Ça dérangeait leur parcours pour faire le plein de cadeaux.
Hier matin, au centre-ville d'Ottawa, les gens en avaient contre les bouchons de circulation plus imposants que la normale près du centre Rideau et de la colline parlementaire.
Vendredi, des automobilistes rageaient d'attendre derrière le convoi qui a emprunté la route 148, traversant Montebello, Papineauville, Plaisance et Thurso.
Probablement les mêmes personnes qui suent en entendant les avions survolés au-dessus de leur maison, le train siffler près de chez eux ou la musique de festivals à Aylmer et Gatineau.
Il est facile de se plaindre derrière un volant ou via un courriel anonyme aux medias.
Est-ce que ces «chialeux» auraient le même courage de se plaindre au visage des gens qui ont porté le flambeau. Ils ont été plus de 320 personnes depuis vendredi à participer à ce relais, vêtus en blanc.
Un relais qui récompensait des bénévoles du milieu sportif et communautaire, des miraculés de la santé, des hommes ou des femmes qui ont dû composer avec la perte d'un enfant ou de leur conjoint récemment.
Certains riaient de bon coeur, d'autres versaient des larmes lors de leur parcours sur 300 mètres avec le symbole des Jeux en main. Des sexagénaires, et même une octogénaire, avaient ce regard d'un enfant qui ouvre son premier cadeau de Noël.
Reconnaissance additionnelle
Puis il y a eu ces athlètes, ayant sacrifié argent et temps en famille afin de représenter leur pays durant plusieurs années, qui ont pu recevoir une reconnaissance additionnelle. Ils multipliaient les prises de photo avec des inconnus qui les accueillaient chaleureusement dans leur coin de région.

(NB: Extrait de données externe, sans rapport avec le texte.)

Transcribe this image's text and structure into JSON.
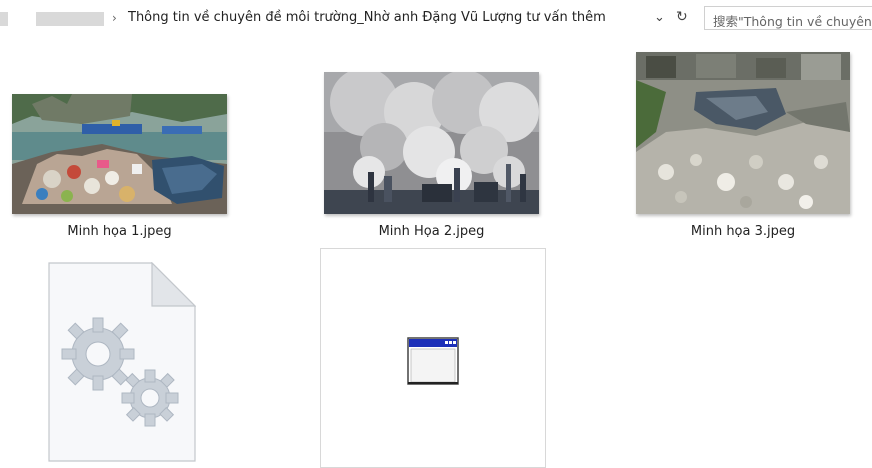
{
  "address": {
    "path": "Thông tin về chuyên đề môi trường_Nhờ anh Đặng Vũ Lượng tư vấn thêm",
    "separator": "›"
  },
  "search": {
    "placeholder": "搜索\"Thông tin về chuyên"
  },
  "files": [
    {
      "name": "Minh họa 1.jpeg",
      "kind": "image",
      "subject": "plastic waste on shore"
    },
    {
      "name": "Minh Họa 2.jpeg",
      "kind": "image",
      "subject": "factory smoke"
    },
    {
      "name": "Minh họa 3.jpeg",
      "kind": "image",
      "subject": "polluted canal with garbage"
    },
    {
      "name": "",
      "kind": "config-file",
      "icon": "gear-document-icon"
    },
    {
      "name": "",
      "kind": "executable",
      "icon": "application-window-icon"
    }
  ]
}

Il fallait voir l'imposante foule autour du hockeyeur sur luge Jean Labonté à Gatineau et l'ancienne patineuse Elizabeth Manley à Almonte. Ou les gens de Thurso scander «Bravo Bruny! On t'aime Bruny» quand l'ancien sprinter Bruny Surin a amené la flamme dans leur ville. Une ville, rappelons-le, qui a mangé sa part de taloches dans la dernière année avec la suspension des activités de l'usine Papiers Fraser.
Aucun porteur de Thurso
Le passage de ce relais a été un baume sur une plaie pendant quelques minutes pour une partie des spectateurs. On oubliait un peu 2009 en pensant à ce qui s'en vient en février 2010, à Vancouver.

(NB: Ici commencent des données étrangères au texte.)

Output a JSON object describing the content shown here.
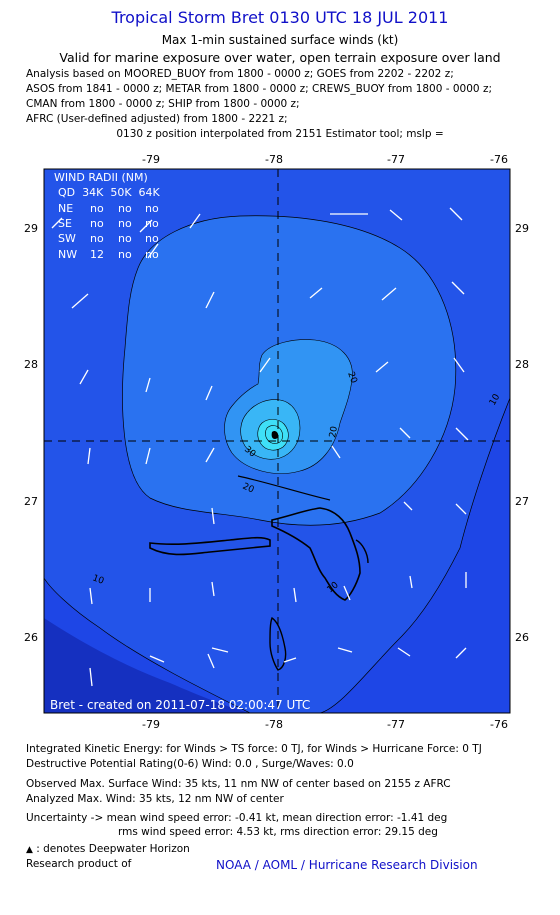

À Thurso, la population s'est plainte d'une chose. Et elle avait raison. Aucun citoyen de la place n'a porté le flambeau. Les six personnes retenues provenaient de l'Ontario, de Gatineau ou de la région de Montréal.
Pourtant, des gens de la place avaient soumis leur candidature dans les divers concours organisés pour trouver des participants au relais. Il faut croire que leur formulaire a été égaré par la poste ou dans une base de données informatiques à Toronto...
Ça, c'est une raison pour chialer.
L'absence du français dans une cérémonie à l'hôtel de Ville d'Ottawa en est une autre bonne. Dire que la municipalité a choisi une Franco-Ontarienne pour lancer ses activités.
Donc, pas de médaille pour la «City of Ottawa», ni pour les «chialeux» de bouchons de circulation.
Mémo à ces gens en passant. Un autre relais d'une flamme est prévu en juillet 2010. Celle des Jeux du Québec. Aiguisez déjà votre patience.